Le prince est un être de désir : il s’agit là d’une aspiration à vivre en plénitude, à avoir et prendre une place spécifique dans le monde, à accomplir son potentiel. Cette aspiration constitue la source de son dynamisme de vie. Rappelons que le désir est une tension qui provient d’un manque et qui est devenue consciente d’elle-même. Le désir s’accompagne de deux composantes essentielles : 1) d’une représentation du but à atteindre ; et 2) d’une volonté de mettre en œuvre les moyens de l’atteindre. Ce désir sera un puissant levier d’accompagnement. Le coach aura toujours à l’esprit d’éveiller la personne qu’il accompagne à la conscience de ses désirs.

Un être de besoins

Le prince est un être de besoin : le besoin est une exigence issue de la
nature humaine ou de la vie sociale. Contrairement au désir, une fois
satisfait, il disparaît.

Outre la hiérarchie des besoins proposée par A. Maslow qui parle des besoins : physiologiques (1), de protection (2), d’appartenance (3), d’amour et d’estime de soi (4), de réalisation de soi (5), et de transcendance (6), on peut rappeler les neuf soifs fondamentales identifiées par É. Berne comme expression des besoins : la soif de stimulation (1), la soif de reconnaissance (2), la soif de structuration (3), la soif de positionnement (4), la soif de contacts physiques (5), la soif de sexualité (6), la soif de schémas/solutions toutes faites/programmes pour interagir dans le monde (7), la soif de confirmer sa position de vie (8), et enfin la soif d’accomplir son scénario (9).

Dans le cadre de référence de l’Analyse Transactionnelle, on appelle «scénario» le plan de vie inconscient ou au mieux préconscient décidé dans l’enfance. Une autre définition possible : le scénario est l’ensemble des croyances que nous avons sur nous-mêmes, les autres et la vie, et que nous allons chercher à confirmer inconsciemment (hors de notre champ de conscience) dans le déroulement de notre vie. La définition donnée par E. Berne est plus technique : « C’est un plan de vie qui, s’il est insatisfaisant, est fondé sur des décisions qu’une personne peut prendre à chaque étape de son processus évolutif, lesquelles limitent sa conscience, inhibent sa spontanéité, entravent l’intimité. Ces décisions sont peu flexibles et peu autonomes, fondées sur des convictions rigides et distordues (croyances limitantes), acceptées comme clôture d’une Gestalt dont le besoin n’a pas été satisfait. » (citation issue de l’ouvrage de Ian Stewart et Vann Joines, Manuel d’analyse transactionnelle [InterÉditions, 2014]).

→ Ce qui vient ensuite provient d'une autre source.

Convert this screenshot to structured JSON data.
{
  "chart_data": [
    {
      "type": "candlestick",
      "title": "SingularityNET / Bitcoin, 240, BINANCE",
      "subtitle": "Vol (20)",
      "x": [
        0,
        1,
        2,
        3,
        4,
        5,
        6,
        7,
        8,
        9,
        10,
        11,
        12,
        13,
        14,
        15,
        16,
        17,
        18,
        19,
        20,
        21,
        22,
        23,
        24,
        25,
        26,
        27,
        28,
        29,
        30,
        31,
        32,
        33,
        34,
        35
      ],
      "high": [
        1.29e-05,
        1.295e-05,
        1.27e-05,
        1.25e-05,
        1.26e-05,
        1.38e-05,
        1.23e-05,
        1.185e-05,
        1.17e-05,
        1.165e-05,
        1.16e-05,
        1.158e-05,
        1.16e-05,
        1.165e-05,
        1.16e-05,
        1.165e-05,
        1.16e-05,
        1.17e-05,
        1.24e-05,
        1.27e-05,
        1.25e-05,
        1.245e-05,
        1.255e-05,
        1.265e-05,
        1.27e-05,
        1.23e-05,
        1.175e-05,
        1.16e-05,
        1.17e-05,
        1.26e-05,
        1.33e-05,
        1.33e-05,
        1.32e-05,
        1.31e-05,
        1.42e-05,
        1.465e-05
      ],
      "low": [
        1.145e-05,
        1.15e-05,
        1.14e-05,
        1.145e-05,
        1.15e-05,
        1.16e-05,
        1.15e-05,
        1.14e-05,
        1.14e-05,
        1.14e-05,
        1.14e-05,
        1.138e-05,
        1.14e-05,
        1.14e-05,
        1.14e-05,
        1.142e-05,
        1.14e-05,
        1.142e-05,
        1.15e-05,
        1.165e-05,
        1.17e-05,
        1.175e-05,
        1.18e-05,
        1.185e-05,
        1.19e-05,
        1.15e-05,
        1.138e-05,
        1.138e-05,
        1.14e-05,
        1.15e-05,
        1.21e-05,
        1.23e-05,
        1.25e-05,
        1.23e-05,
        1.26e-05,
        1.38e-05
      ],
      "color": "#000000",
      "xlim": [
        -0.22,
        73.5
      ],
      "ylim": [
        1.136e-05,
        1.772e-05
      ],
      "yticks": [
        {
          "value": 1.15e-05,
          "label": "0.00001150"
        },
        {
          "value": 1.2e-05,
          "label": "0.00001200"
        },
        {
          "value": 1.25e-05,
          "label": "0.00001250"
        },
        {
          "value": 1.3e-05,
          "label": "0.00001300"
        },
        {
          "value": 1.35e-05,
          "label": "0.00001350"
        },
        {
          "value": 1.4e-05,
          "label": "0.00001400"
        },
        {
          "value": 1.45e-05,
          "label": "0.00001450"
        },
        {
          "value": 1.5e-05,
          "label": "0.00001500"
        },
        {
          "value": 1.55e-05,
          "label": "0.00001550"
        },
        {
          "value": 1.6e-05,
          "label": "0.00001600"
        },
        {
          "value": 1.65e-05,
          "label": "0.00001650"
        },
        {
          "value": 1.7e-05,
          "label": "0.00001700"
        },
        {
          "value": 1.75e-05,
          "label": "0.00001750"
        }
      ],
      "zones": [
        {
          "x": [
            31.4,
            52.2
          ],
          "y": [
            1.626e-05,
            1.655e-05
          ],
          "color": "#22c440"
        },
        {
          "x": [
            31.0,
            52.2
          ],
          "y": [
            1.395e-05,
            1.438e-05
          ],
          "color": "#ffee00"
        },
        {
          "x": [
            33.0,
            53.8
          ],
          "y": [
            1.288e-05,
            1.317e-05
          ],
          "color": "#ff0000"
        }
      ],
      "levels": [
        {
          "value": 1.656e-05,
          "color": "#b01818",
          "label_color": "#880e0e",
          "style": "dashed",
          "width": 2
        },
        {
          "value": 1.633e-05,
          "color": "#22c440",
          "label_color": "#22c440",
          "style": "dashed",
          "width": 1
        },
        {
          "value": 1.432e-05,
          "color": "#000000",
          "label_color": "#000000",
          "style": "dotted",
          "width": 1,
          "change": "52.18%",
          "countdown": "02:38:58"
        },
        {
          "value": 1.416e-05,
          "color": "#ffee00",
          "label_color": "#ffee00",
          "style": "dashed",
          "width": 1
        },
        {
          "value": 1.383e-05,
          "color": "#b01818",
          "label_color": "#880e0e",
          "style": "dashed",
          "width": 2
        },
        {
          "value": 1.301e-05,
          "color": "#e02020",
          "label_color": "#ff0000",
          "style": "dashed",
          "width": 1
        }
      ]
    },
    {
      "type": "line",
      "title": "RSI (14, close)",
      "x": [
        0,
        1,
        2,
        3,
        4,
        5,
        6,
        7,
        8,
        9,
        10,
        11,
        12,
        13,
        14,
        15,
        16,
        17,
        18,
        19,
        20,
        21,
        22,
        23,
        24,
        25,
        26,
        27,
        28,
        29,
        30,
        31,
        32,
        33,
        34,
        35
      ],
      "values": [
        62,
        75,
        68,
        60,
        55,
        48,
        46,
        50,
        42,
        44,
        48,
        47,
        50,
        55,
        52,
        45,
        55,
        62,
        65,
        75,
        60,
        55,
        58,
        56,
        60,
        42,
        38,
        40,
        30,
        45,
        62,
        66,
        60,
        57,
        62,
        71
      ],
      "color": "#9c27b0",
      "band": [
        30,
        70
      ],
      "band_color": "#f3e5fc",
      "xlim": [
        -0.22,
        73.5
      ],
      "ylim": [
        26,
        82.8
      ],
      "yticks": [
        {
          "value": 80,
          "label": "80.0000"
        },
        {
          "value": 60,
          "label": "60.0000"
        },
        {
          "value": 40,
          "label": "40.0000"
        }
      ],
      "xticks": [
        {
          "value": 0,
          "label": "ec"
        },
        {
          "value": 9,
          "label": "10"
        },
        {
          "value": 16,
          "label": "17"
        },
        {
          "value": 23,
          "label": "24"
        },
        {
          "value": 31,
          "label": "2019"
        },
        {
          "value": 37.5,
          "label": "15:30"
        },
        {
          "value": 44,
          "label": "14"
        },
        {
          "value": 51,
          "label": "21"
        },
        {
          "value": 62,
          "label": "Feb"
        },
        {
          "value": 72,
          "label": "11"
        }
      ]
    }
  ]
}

L’approche de la Communication Non Violente (CNV) suggère encore une autre liste de besoins universels. M. Rosenberg les définit comme des manifestations de la vie, une énergie vitale qui nous mobilise pour agir dans le sens qui va nous faire croître. Il explique d’ailleurs que ces besoins sont indépendants de tout contexte et, par conséquent, qu’ils ne sont attachés ni à une personne en particulier, ni à un objet, ni à une action, ni à une situation spécifique. Il insiste en outre sur la multiplicité demanières de les satisfaire, qu’il nomme des « stratégies ». Pour lui, neuf besoins fondamentaux recouvrent à peu près toute la palette des besoins humains : les besoins physiologiques, de bien-être physique (1) ; le besoin de sécurité (2) ; le besoin d’empathie et de compréhension (3) ; le besoin de créativité (4) ; le besoin d’amour et d’intimité (5) ; le besoin de jeu et de distraction (6) ; le besoin de repos, de détente et de récupération (7) ; le besoin d’autonomie (8) ; et enfin le besoin de sens et de spiritualité (9).

Taibi Kahler, transactionnaliste qui a développé le modèle psychométrique
Process Communication Management (PCM), identifie huit types de
besoins psychologiques classiques. Il nomme besoins psychologiques les
soifs puissantes qui nous motivent à vouloir certaines choses et à agir
d’une certaine façon. Les besoins psychologiques doivent être satisfaits si
nous voulons que notre état d’esprit et notre comportement restent positifs
et ouverts à la coopération, notamment en environnement professionnel.
Il s’agit des besoins de : reconnaissance en tant que personne (1) ; sollicitation sensorielle (2) i.e. bien boire, manger, dormir, disposer d’un environnement
chaleureux, etc. reconnaissance de son travail, de ses accomplissements (3) ; structuration du temps (4) ; reconnaissance de ses opinions et de ses convictions (5) ; solitude (6) ; excitation (7) ; contacts relationnels (8).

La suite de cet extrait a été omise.